I think this set was made in New York in 1948 and not, as noted in the jewel case, 1949. In any case it’s very much a specialist acquisition given two unavoidable realities. Firstly, the recordings were very poorly engineered and second, Enesco had been in steady decline technically since the later 1930s. He had also been subject to serious physical strains, not least a stroke, and was later to become infirm. In the main, and even among specialists, I suspect that these recordings are more spoken of than actually listened to. Many will have been put off by both of the points noted above; few will have lasted the course even if they ventured into the acquisition of any of the restorations that have appeared over the last twenty years.
 
Philips issued their No-Noise effort in 1989 and it was a resounding failure. If anything it made the original LPs sound even worse than they were, which is something of a feat.
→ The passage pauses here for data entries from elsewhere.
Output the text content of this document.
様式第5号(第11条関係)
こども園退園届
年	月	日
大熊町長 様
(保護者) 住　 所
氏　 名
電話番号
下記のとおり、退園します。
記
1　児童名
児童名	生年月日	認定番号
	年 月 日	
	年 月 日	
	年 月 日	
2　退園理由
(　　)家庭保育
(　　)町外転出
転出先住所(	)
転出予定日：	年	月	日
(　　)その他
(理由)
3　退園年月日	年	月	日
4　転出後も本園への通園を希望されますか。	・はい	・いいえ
Since then Japanese Philips has had a go, though I’ve not heard it, and there’s a Naxos download to be had - though again I’ve yet to hear it, and can’t venture a view on the transfer. Green Door is a Japanese company that has restored quite a number of historically significant violin material, and in addition to Enesco’s Bach, they’ve also - I’ll just mention this in passing - released two discs devoted to the art of Albert Spalding. You’ll probably need to go to search quite widely to see if they’re still available.
 
Forgotten Records emerges with its own transfer. The material is derived from three companies’ LPs; Continental and Remington, but also Olympic Records and Melodiya - in the last named, transferring just the opening Adagio, it seems, from Sonata No.1. Similarly an Electrecord LP [ECE0166] has been mined for two movements of the Third Partita and the Fugue (only) from Third Sonata. So source material varies - presumably because some of the other LPs utilised for transfer had suffered damage or were to be found in inferior transfers. I can only infer this, as there are no notes, as is normal for FR re-issues.
 
The transfers are streets ahead of the No-Noise Philips, as one would have hoped, but I can’t constructively compare and contrast any other of the already-cited transfers. Should you want to hear these lofty, noble, un-romanticised but deeply expressively wrought performances you can do so with a degree of confidence. You will find numerous imperfections, and you will find also, as with Enesco’s friend and colleague Jacques Thibaud’s last recordings and taped concerts, that intonation is often severely compromised. As with Thibaud, the wise listener will also hear marvels of phrasing and wisdom, a concrete conception of the sonatas and partitas which remains both laudable and fallible. Violinistically - specifically technically - these recordings represent a deep falling off from the standard of his pre-war Columbia 78s, but in terms of emotive engagement with the music, they embody a rich corpus of truths from one of the most complete musicians of the twentieth-century.